This control has both an Auto button and a manual slider. As long as I have the manual slider, I prefer to use that because the Auto program is just a best guess of how to correct this photo. So I'm going to grab this Amount slider and drag it to the right, so that I have control over the amount of Smart Fix that's applied to this photo. I'm going to go way over to the right so you can really see a change here, if you like that change you can accept it by going to the green check mark at the top of the general fix area and clicking there. I'm actually going to cancel this so that I can show you some other controls.
By the way what Smart Fix is doing is analyzing the color and tone in this photo and then attempting to change its brightness, its contrast and its color. Let's take a look some of the controls in the Lighting area. The Levels control has only an Auto button. Let's see what happens when I click that Auto button; Elements has adjusted both the contrast of the photo, in other words the range of tones in the photo and also has affected the color of the photo. I'm going to undo that change by going to the Edit menu at the top of the screen and choosing Undo Auto Levels. Notice that there is a shortcut for that command which is Ctrl+Z on your keyboard, that's worth remembering because Undo is a command you will often use.
The Contrast command is very similar to Levels, it effects the tone of range in the image but it doesn't effect color like Levels does. Rather than try that one here I'm going to go right down to the next three sliders, Lighten Shadows, Darken Highlights and Midtone Contrast. The three of these sliders together are very similar to the Shadow/Highlight command that you are going to learn about when we study the Full Edit workspace. These are powerful sliders because they adjust the light areas of the photo, the dark areas of the photo and the middle graytones of the photo each separately.
Lets see how this works. I'm going to start with Lighten Shadows and as I adjust that slider, keep your eye in this dark area of the window and you will see it get lighter. So I'll take that slider and drag it over and what I'm doing is lightening the dark areas in the photo without having too much effect on the other tones in the photo, the highlights and the midtones. I can adjust the highlights separately. The highlights are the bright areas in the photo by dragging this second slider to the right. While the first slider lightens, the second slider darkens but it's darkening a different area of the photo, the highlight areas. So I'll drag that over to the right and you can see the highlights getting darker but the original shadow area is still light. It hasn't been affected by the Darken Highlights slider.

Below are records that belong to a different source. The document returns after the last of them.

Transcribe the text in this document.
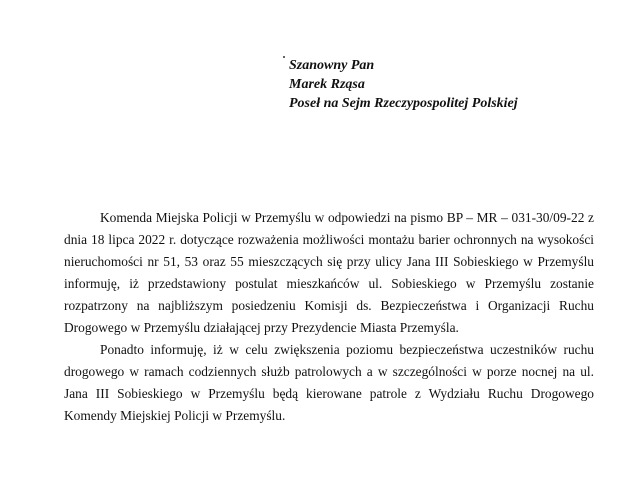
Szanowny Pan
Marek Rząsa
Poseł na Sejm Rzeczypospolitej Polskiej

Komenda Miejska Policji w Przemyślu w odpowiedzi na pismo BP – MR – 031-30/09-22 z dnia 18 lipca 2022 r. dotyczące rozważenia możliwości montażu barier ochronnych na wysokości nieruchomości nr 51, 53 oraz 55 mieszczących się przy ulicy Jana III Sobieskiego w Przemyślu informuję, iż przedstawiony postulat mieszkańców ul. Sobieskiego w Przemyślu zostanie rozpatrzony na najbliższym posiedzeniu Komisji ds. Bezpieczeństwa i Organizacji Ruchu Drogowego w Przemyślu działającej przy Prezydencie Miasta Przemyśla.

Ponadto informuję, iż w celu zwiększenia poziomu bezpieczeństwa uczestników ruchu drogowego w ramach codziennych służb patrolowych a w szczególności w porze nocnej na ul. Jana III Sobieskiego w Przemyślu będą kierowane patrole z Wydziału Ruchu Drogowego Komendy Miejskiej Policji w Przemyślu.
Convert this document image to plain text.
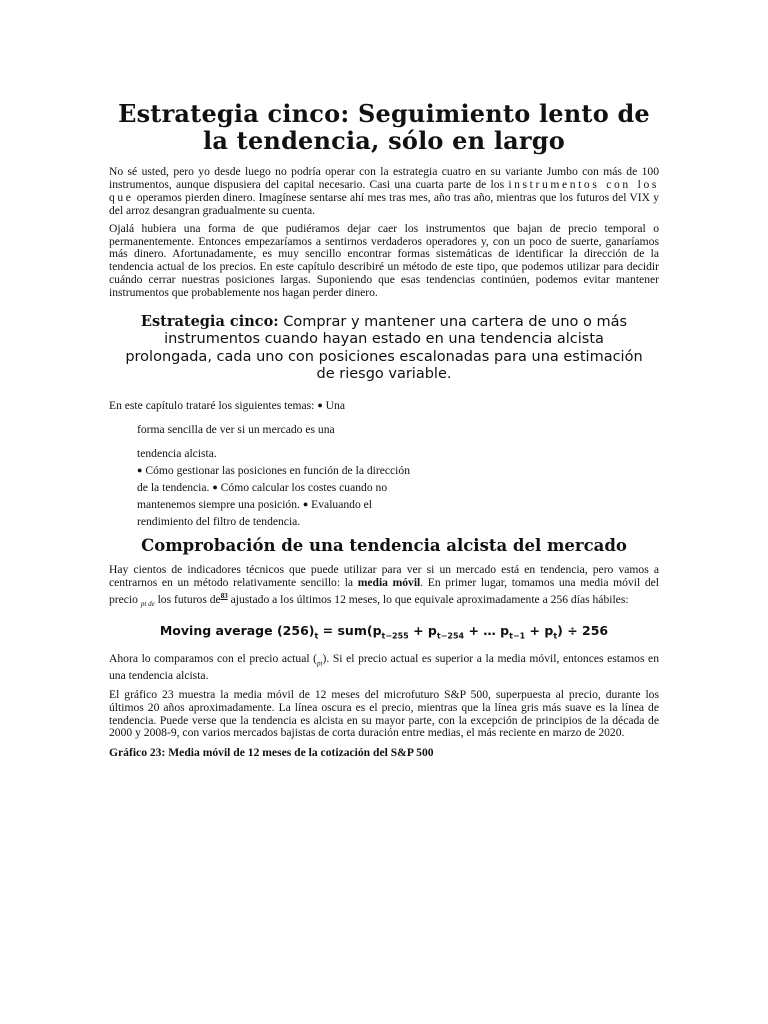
Estrategia cinco: Seguimiento lento de la tendencia, sólo en largo

No sé usted, pero yo desde luego no podría operar con la estrategia cuatro en su variante Jumbo con más de 100 instrumentos, aunque dispusiera del capital necesario. Casi una cuarta parte de los instrumentos con los que operamos pierden dinero. Imagínese sentarse ahí mes tras mes, año tras año, mientras que los futuros del VIX y del arroz desangran gradualmente su cuenta.

Ojalá hubiera una forma de que pudiéramos dejar caer los instrumentos que bajan de precio temporal o permanentemente. Entonces empezaríamos a sentirnos verdaderos operadores y, con un poco de suerte, ganaríamos más dinero. Afortunadamente, es muy sencillo encontrar formas sistemáticas de identificar la dirección de la tendencia actual de los precios. En este capítulo describiré un método de este tipo, que podemos utilizar para decidir cuándo cerrar nuestras posiciones largas. Suponiendo que esas tendencias continúen, podemos evitar mantener instrumentos que probablemente nos hagan perder dinero.

Estrategia cinco: Comprar y mantener una cartera de uno o más instrumentos cuando hayan estado en una tendencia alcista prolongada, cada uno con posiciones escalonadas para una estimación de riesgo variable.
En este capítulo trataré los siguientes temas: ● Una
forma sencilla de ver si un mercado es una
tendencia alcista.
● Cómo gestionar las posiciones en función de la dirección
de la tendencia. ● Cómo calcular los costes cuando no
mantenemos siempre una posición. ● Evaluando el
rendimiento del filtro de tendencia.
Comprobación de una tendencia alcista del mercado

Hay cientos de indicadores técnicos que puede utilizar para ver si un mercado está en tendencia, pero vamos a centrarnos en un método relativamente sencillo: la media móvil. En primer lugar, tomamos una media móvil del precio $_{pt de}$ los futuros $de^{83}$ ajustado a los últimos 12 meses, lo que equivale aproximadamente a 256 días hábiles:

Moving average $(256)_t = sum(p_{t-255} + p_{t-254}$ + … $p_{t-1} + p_t) \div 256$

Ahora lo comparamos con el precio actual $(_{pt})$. Si el precio actual es superior a la media móvil, entonces estamos en una tendencia alcista.

El gráfico 23 muestra la media móvil de 12 meses del microfuturo S&P 500, superpuesta al precio, durante los últimos 20 años aproximadamente. La línea oscura es el precio, mientras que la línea gris más suave es la línea de tendencia. Puede verse que la tendencia es alcista en su mayor parte, con la excepción de principios de la década de 2000 y 2008-9, con varios mercados bajistas de corta duración entre medias, el más reciente en marzo de 2020.

Gráfico 23: Media móvil de 12 meses de la cotización del S&P 500
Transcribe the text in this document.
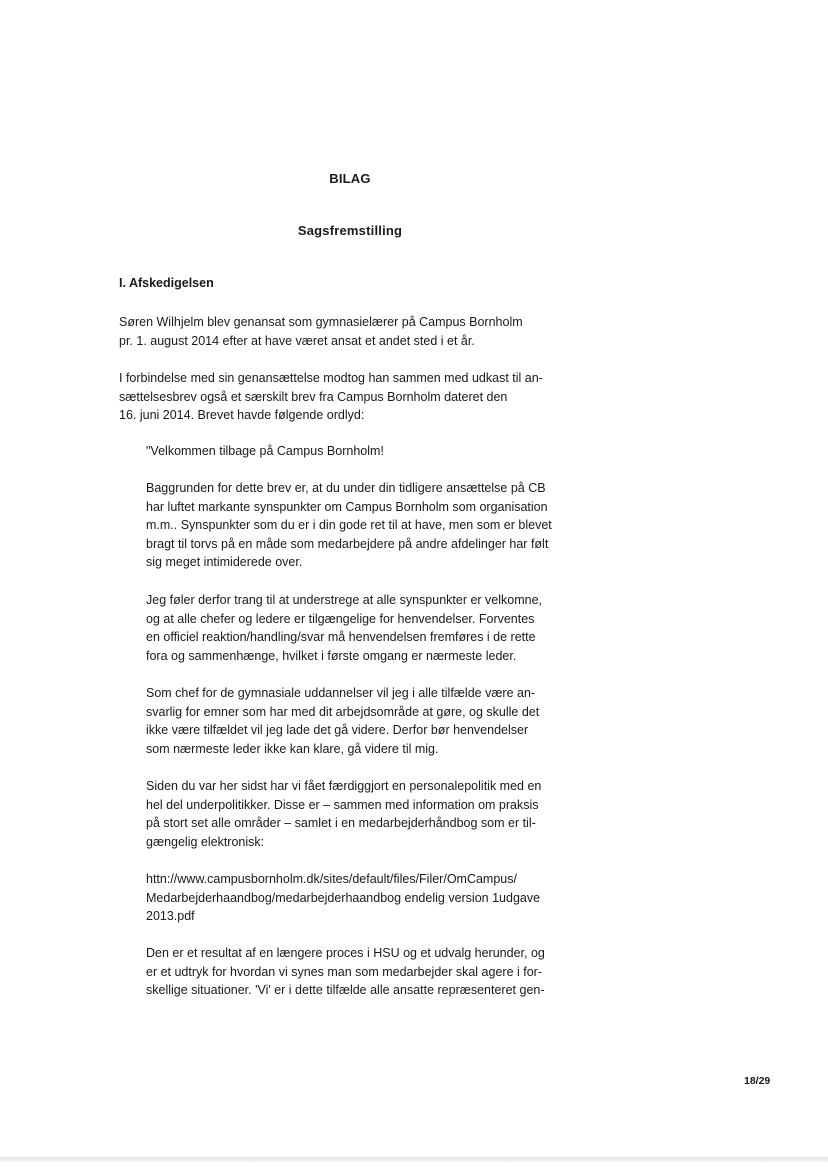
BILAG
Sagsfremstilling
I. Afskedigelsen

Søren Wilhjelm blev genansat som gymnasielærer på Campus Bornholm
pr. 1. august 2014 efter at have været ansat et andet sted i et år.

I forbindelse med sin genansættelse modtog han sammen med udkast til an-
sættelsesbrev også et særskilt brev fra Campus Bornholm dateret den
16. juni 2014. Brevet havde følgende ordlyd:

"Velkommen tilbage på Campus Bornholm!

Baggrunden for dette brev er, at du under din tidligere ansættelse på CB
har luftet markante synspunkter om Campus Bornholm som organisation
m.m.. Synspunkter som du er i din gode ret til at have, men som er blevet
bragt til torvs på en måde som medarbejdere på andre afdelinger har følt
sig meget intimiderede over.

Jeg føler derfor trang til at understrege at alle synspunkter er velkomne,
og at alle chefer og ledere er tilgængelige for henvendelser. Forventes
en officiel reaktion/handling/svar må henvendelsen fremføres i de rette
fora og sammenhænge, hvilket i første omgang er nærmeste leder.

Som chef for de gymnasiale uddannelser vil jeg i alle tilfælde være an-
svarlig for emner som har med dit arbejdsområde at gøre, og skulle det
ikke være tilfældet vil jeg lade det gå videre. Derfor bør henvendelser
som nærmeste leder ikke kan klare, gå videre til mig.

Siden du var her sidst har vi fået færdiggjort en personalepolitik med en
hel del underpolitikker. Disse er – sammen med information om praksis
på stort set alle områder – samlet i en medarbejderhåndbog som er til-
gængelig elektronisk:

httn://www.campusbornholm.dk/sites/default/files/Filer/OmCampus/
Medarbejderhaandbog/medarbejderhaandbog endelig version 1udgave
2013.pdf

Den er et resultat af en længere proces i HSU og et udvalg herunder, og
er et udtryk for hvordan vi synes man som medarbejder skal agere i for-
skellige situationer. 'Vi' er i dette tilfælde alle ansatte repræsenteret gen-

18/29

Finally, there are Midtones in this photo as in most photos and those are the gray tones between the dark and the light tones in the photo, I'm going to increase the contrast of the Midtone areas by dragging this slider to the right and that pops a little more. If I like these changes I can accept them by clicking this green check mark. Before I show you the color controls, let's go over and take a look at the Quick Selection tool here in the Toolbox. The Quick Selection tool allows me to select an area of the photo that is going to be affected by the color changes I'm about to make and protects the rest of the photo from those changes. Here's how it works; with that tool selected I'm coming into the photo and I'm just going to start drawing on top of this blue area and in a snap, Elements completed that selection for me by analyzing the color and tone of the pixels in the surrounding area.
The animated lines around that selection are called marching ants and they show the boundaries of the area that will be affected as I go over to the Color panel and adjust those sliders, the first slider there, the Saturation slider affects the intensity or purity of color. If I drag that all the way over to the right, you will see that blue get very intense, and if I drag that slider all the way over to the left you will see all of the blue come out of the color. I'll put it somewhere in the middle.

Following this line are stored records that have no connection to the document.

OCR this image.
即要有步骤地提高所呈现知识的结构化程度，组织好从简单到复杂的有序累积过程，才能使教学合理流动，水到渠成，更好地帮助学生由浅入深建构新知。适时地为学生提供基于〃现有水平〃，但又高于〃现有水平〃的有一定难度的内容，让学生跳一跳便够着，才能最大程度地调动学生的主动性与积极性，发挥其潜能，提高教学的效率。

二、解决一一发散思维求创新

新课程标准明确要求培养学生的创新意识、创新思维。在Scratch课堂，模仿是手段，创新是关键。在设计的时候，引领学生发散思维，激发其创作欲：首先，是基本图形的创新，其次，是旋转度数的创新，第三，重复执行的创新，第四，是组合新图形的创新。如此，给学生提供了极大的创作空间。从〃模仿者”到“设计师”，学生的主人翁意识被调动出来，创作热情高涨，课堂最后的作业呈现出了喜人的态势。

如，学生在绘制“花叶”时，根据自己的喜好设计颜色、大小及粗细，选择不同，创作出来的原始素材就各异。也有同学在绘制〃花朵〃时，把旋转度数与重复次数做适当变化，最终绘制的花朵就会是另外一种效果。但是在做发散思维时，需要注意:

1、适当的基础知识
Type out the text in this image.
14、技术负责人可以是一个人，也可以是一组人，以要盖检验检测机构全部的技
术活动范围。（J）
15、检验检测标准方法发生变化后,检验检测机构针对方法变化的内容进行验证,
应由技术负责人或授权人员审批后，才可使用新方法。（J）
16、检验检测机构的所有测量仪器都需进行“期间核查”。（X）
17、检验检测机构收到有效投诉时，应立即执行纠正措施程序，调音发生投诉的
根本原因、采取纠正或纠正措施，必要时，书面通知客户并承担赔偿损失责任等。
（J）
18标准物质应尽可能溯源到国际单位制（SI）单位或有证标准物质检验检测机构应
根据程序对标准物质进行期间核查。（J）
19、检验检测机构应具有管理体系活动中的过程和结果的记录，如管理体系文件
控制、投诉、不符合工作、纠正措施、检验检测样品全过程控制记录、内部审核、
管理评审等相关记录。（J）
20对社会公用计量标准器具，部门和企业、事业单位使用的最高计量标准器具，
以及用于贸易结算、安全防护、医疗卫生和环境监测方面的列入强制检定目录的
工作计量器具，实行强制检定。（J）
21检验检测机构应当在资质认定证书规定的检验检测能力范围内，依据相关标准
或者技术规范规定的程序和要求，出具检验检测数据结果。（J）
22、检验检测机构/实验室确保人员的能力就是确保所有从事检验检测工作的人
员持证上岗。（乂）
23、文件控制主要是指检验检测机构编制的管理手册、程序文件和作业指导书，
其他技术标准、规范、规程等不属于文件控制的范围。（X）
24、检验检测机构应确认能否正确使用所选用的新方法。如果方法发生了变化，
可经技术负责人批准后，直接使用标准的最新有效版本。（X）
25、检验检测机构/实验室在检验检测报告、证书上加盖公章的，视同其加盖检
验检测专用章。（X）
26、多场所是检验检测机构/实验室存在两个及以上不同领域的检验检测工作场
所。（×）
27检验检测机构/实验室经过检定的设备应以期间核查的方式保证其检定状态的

The Hue slider affects the actual color, so as I drag that to another place on the slider, the color changes from blue to red or to green or to yellow. So you can choose whatever color you like here, how about red? I'm going to go back over and click on the Quick Selection tool again and then I'm going to use a keyboard shortcut to deselect or remove these marching ants, I'll hold the Ctrl key down and press the D key on my keyboard.
Now let's go back to the Color panel and let me show you the Temperature and Tint sliders. These change the overall color of the photo, the Temperature slider makes color warmer or more gold as I move to the right and cooler or more blue as I move the slider to the left. I'll put that somewhere in between and the Tint slider does something similar except that it moves from magenta on the right to green on the left. I'll put that in the middle too.

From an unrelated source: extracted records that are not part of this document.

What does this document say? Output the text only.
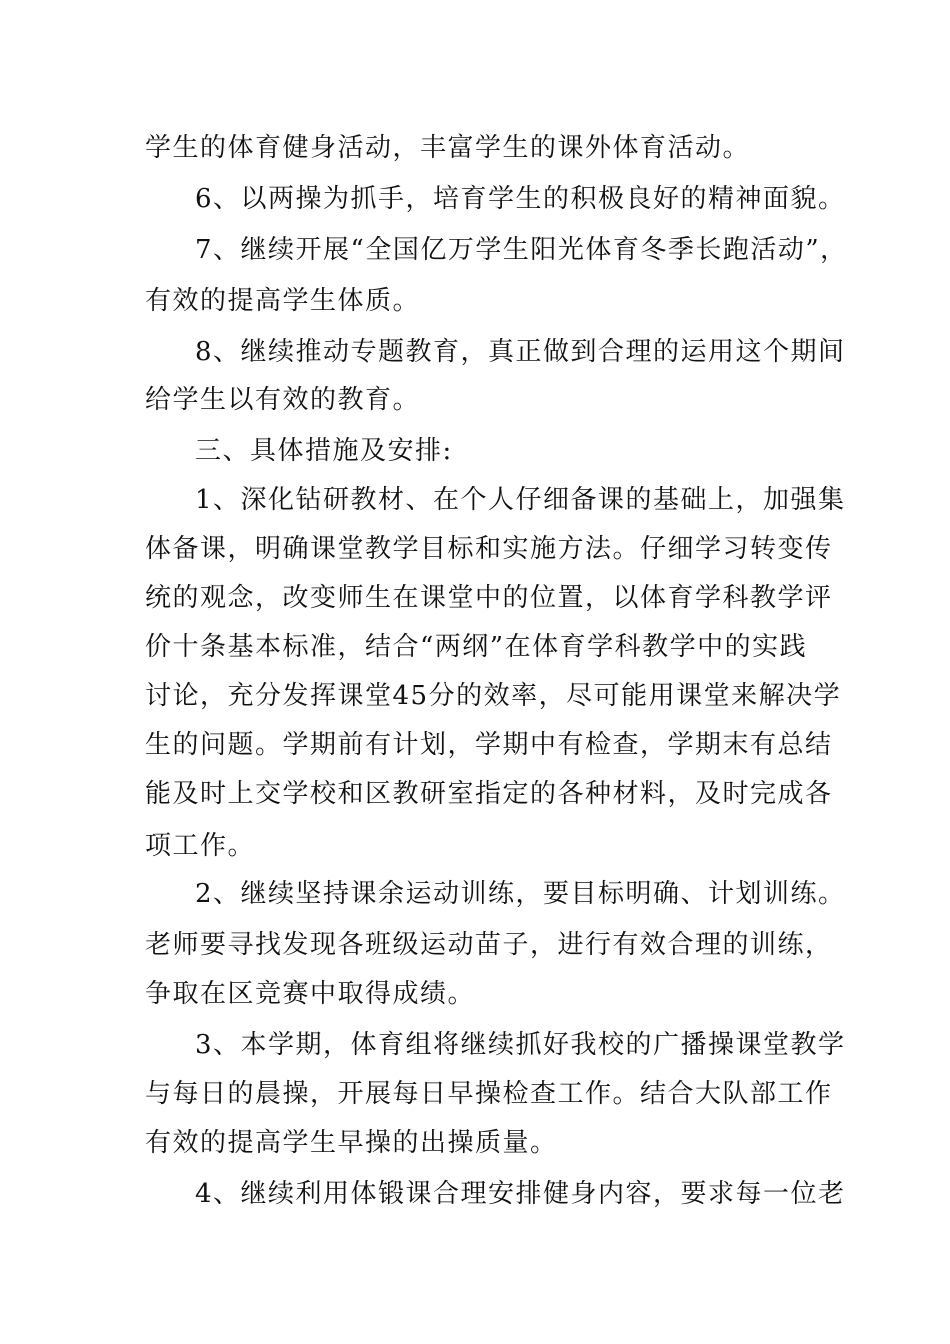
学生的体育健身活动，丰富学生的课外体育活动。
6、以两操为抓手，培育学生的积极良好的精神面貌。
7、继续开展“全国亿万学生阳光体育冬季长跑活动”，
有效的提高学生体质。
8、继续推动专题教育，真正做到合理的运用这个期间
给学生以有效的教育。
三、具体措施及安排:
1、深化钻研教材、在个人仔细备课的基础上，加强集
体备课，明确课堂教学目标和实施方法。仔细学习转变传
统的观念，改变师生在课堂中的位置，以体育学科教学评
价十条基本标准，结合“两纲”在体育学科教学中的实践
讨论，充分发挥课堂45分的效率，尽可能用课堂来解决学
生的问题。学期前有计划，学期中有检查，学期末有总结
能及时上交学校和区教研室指定的各种材料，及时完成各
项工作。
2、继续坚持课余运动训练，要目标明确、计划训练。
老师要寻找发现各班级运动苗子，进行有效合理的训练，
争取在区竞赛中取得成绩。
3、本学期，体育组将继续抓好我校的广播操课堂教学
与每日的晨操，开展每日早操检查工作。结合大队部工作
有效的提高学生早操的出操质量。
4、继续利用体锻课合理安排健身内容，要求每一位老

This slider mostly comes in handy when you are correcting images of people's faces. The last thing I'm going to do to this photo is to sharpen it. I'll go to the Sharpen area of the Quick Fix and I'm going to click the arrow to the left of Sharpen to expand that area of controls. We can sharpen either automatically or by dragging the Sharpen slider to the right. Before I sharpen, I just want to look at the bottom to this Zoom field and make sure that I'm at 100%. It's always a good idea to be viewing a photo at a 100% when you sharpen it.
Almost every photo can benefit from at least a little bit of sharpening before it's printed or otherwise output. Sharpening will just make your photo look a little more crisp. So keep your eye on the photo as I drag this slider to the right, in fact I'll drag it all the way over so you can see what too much sharpening looks like. Its almost looks crispy and I'll come back this way until it looks just about right to me and I'll click this green check mark to accept that change. The last area down here labeled Touch Up is worth taking a look at, I'm going to click the white arrow to the left of Touch Up to see the four tools that are here.
These are new tools in Photoshop Elements 7, these tools also appear in the Full Edit workspace and that's where we are going to be learning about them because in Full Edit you have more control over each tool. It's just that so you know what they are, the first of these is an automatic red eye correction for the red eye that you sometimes get when you take a picture of a person with a flash on your camera. The next is a tool for whitening teeth in a portrait. The next is a tool for making dull blue skies look a little bluer and finally we have a tool for converting areas of the photo to black and white with high contrast.
Now that I'm done adjusting this photo I want to compare it to the original, so I'm going to the bottom left of the screen and in the View menu I'll choose Before & After and I'm going to choose the Vertical view there and you can see the original photo on top and the adjusted photo on the bottom. I still have the option to eliminate all the adjustments that I have made by going to this Reset button and clicking. But I'm not going to do that. Instead I'm going to save my changes by going up to the File menu and choosing Save.
I'll show you how to save a photo in a later movie, but I do want to make the point that when you are using Quick Fix you do have to manually save in order to save your changes. If you watch the earlier movie on the fix panel in the Organizer, that feature worked differently, it automatically saved changes that you made. So, as you have seen Quick Edit gives you the best of both worlds. It offers access to powerful interface and editing controls, but it also presents them in a simple way that's relatively easy to learn and to use.